The award ceremony took place in the European Jewish building, next to the European Council in Brussels, in the presence of ambassadors, members of the European Parliament and other dignitaries.
The president of the Jewish community of Montenegro and the country’s rabbi, Rabbi Ari Edelkopf, were also present.
“Montenegro may be a relatively small country, but even a small light can burn darkness away,” Rabbi Margolin said. “We earnestly thank the President for all his hard work, in helping create and supporting the first synagogue in the country, in the example he sets for others to follow and for his humbling and deep convictions and care when it comes to protecting and nurturing this small but flourishing Jewish community.”
In his address, President Dukoanovic said the award is “dedicated to the people of Montenegro’s accomplishment of building a tolerant, inclusive and pluralistic society based on the principles of mutual respect and coexistence.”

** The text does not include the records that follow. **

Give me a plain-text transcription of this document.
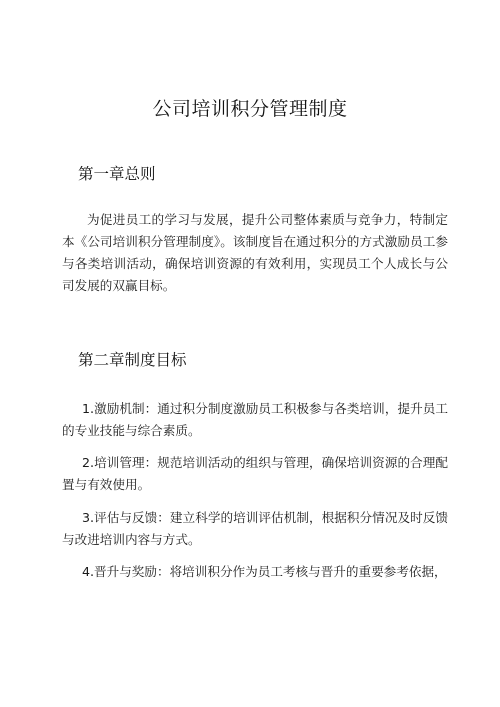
公司培训积分管理制度
第一章总则

为促进员工的学习与发展，提升公司整体素质与竞争力，特制定本《公司培训积分管理制度》。该制度旨在通过积分的方式激励员工参与各类培训活动，确保培训资源的有效利用，实现员工个人成长与公司发展的双赢目标。

第二章制度目标

1.激励机制：通过积分制度激励员工积极参与各类培训，提升员工的专业技能与综合素质。

2.培训管理：规范培训活动的组织与管理，确保培训资源的合理配置与有效使用。

3.评估与反馈：建立科学的培训评估机制，根据积分情况及时反馈与改进培训内容与方式。

4.晋升与奖励：将培训积分作为员工考核与晋升的重要参考依据，
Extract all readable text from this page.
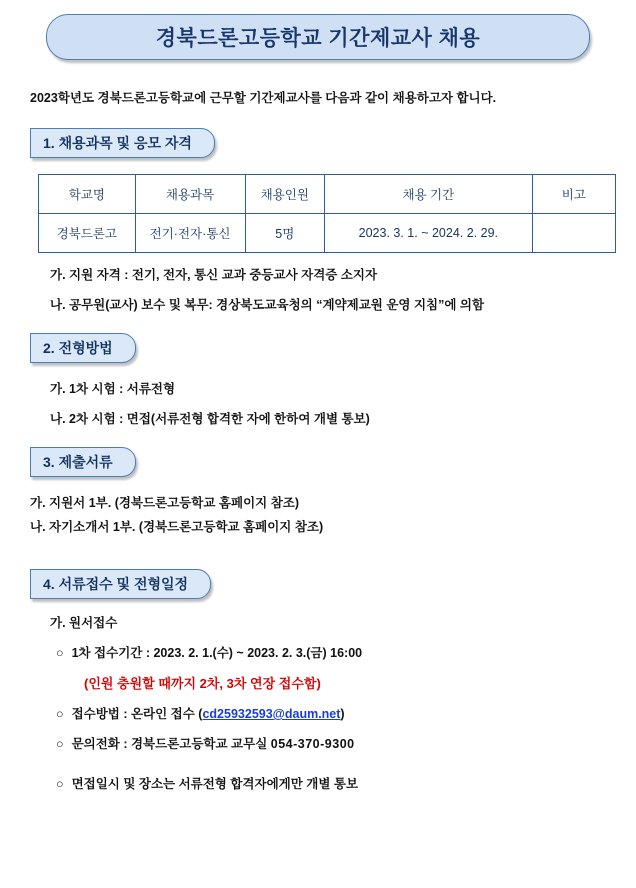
경북드론고등학교 기간제교사 채용
2023학년도 경북드론고등학교에 근무할 기간제교사를 다음과 같이 채용하고자 합니다.
1. 채용과목 및 응모 자격
학교명	채용과목	채용인원	채용 기간	비고
경북드론고	전기·전자·통신	5명	2023. 3. 1. ~ 2024. 2. 29.	
가. 지원 자격 : 전기, 전자, 통신 교과 중등교사 자격증 소지자
나. 공무원(교사) 보수 및 복무: 경상북도교육청의 “계약제교원 운영 지침”에 의함
2. 전형방법
가. 1차 시험 : 서류전형
나. 2차 시험 : 면접(서류전형 합격한 자에 한하여 개별 통보)
3. 제출서류
가. 지원서 1부. (경북드론고등학교 홈페이지 참조)
나. 자기소개서 1부. (경북드론고등학교 홈페이지 참조)
4. 서류접수 및 전형일정
가. 원서접수
○ 1차 접수기간 : 2023. 2. 1.(수) ~ 2023. 2. 3.(금) 16:00
(인원 충원할 때까지 2차, 3차 연장 접수함)
○ 접수방법 : 온라인 접수 (cd25932593@daum.net)
○ 문의전화 : 경북드론고등학교 교무실 054-370-9300
○ 면접일시 및 장소는 서류전형 합격자에게만 개별 통보
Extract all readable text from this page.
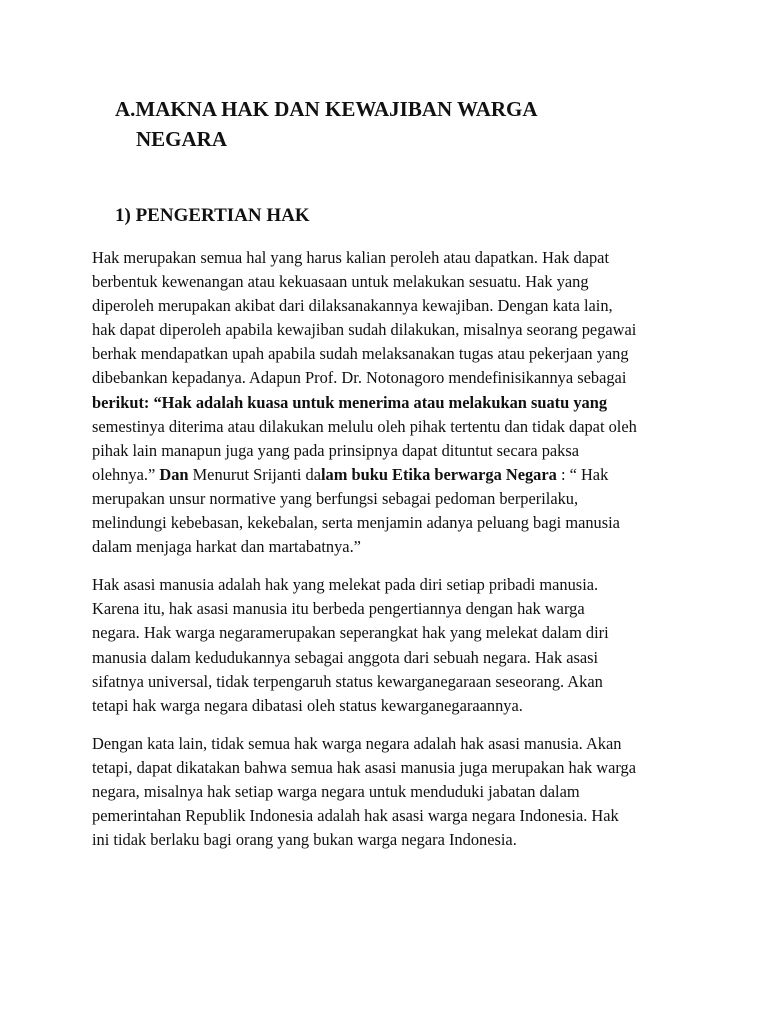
A.MAKNA HAK DAN KEWAJIBAN WARGA
NEGARA
1) PENGERTIAN HAK

Hak merupakan semua hal yang harus kalian peroleh atau dapatkan. Hak dapat
berbentuk kewenangan atau kekuasaan untuk melakukan sesuatu. Hak yang
diperoleh merupakan akibat dari dilaksanakannya kewajiban. Dengan kata lain,
hak dapat diperoleh apabila kewajiban sudah dilakukan, misalnya seorang pegawai
berhak mendapatkan upah apabila sudah melaksanakan tugas atau pekerjaan yang
dibebankan kepadanya. Adapun Prof. Dr. Notonagoro mendefinisikannya sebagai
berikut: “Hak adalah kuasa untuk menerima atau melakukan suatu yang
semestinya diterima atau dilakukan melulu oleh pihak tertentu dan tidak dapat oleh
pihak lain manapun juga yang pada prinsipnya dapat dituntut secara paksa
olehnya.” Dan Menurut Srijanti dalam buku Etika berwarga Negara : “ Hak
merupakan unsur normative yang berfungsi sebagai pedoman berperilaku,
melindungi kebebasan, kekebalan, serta menjamin adanya peluang bagi manusia
dalam menjaga harkat dan martabatnya.”

Hak asasi manusia adalah hak yang melekat pada diri setiap pribadi manusia.
Karena itu, hak asasi manusia itu berbeda pengertiannya dengan hak warga
negara. Hak warga negaramerupakan seperangkat hak yang melekat dalam diri
manusia dalam kedudukannya sebagai anggota dari sebuah negara. Hak asasi
sifatnya universal, tidak terpengaruh status kewarganegaraan seseorang. Akan
tetapi hak warga negara dibatasi oleh status kewarganegaraannya.

Dengan kata lain, tidak semua hak warga negara adalah hak asasi manusia. Akan
tetapi, dapat dikatakan bahwa semua hak asasi manusia juga merupakan hak warga
negara, misalnya hak setiap warga negara untuk menduduki jabatan dalam
pemerintahan Republik Indonesia adalah hak asasi warga negara Indonesia. Hak
ini tidak berlaku bagi orang yang bukan warga negara Indonesia.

Jews are known to have lived in Montenegro (a former Yugoslav Republic) in ancient and medieval times. The Jewish community in the country is one of the youngest Jewish communities in the world, having been officially registered in July 2011. At the end of January 2012, the Jewish community and the government signed the Act on Mutual Relations whereby Judaism was recognized as the fourth official religion of Montenegro.
Montenegro, which declared independence in 2006 and is currently negotiating to join the EU, is a highly multi-confessional country and there is no public manifestation of anti-Semitism.
During the celebration of Chanukah, there is no need for security measures, noted President Dukanovic. Moreover, there is great respect for Jewish people and their contribution to world civilization.
Today there are around 300 Jews living in the country, mainly in the capital Podgorica. Every year, thousands of Israeli tourists visit the country.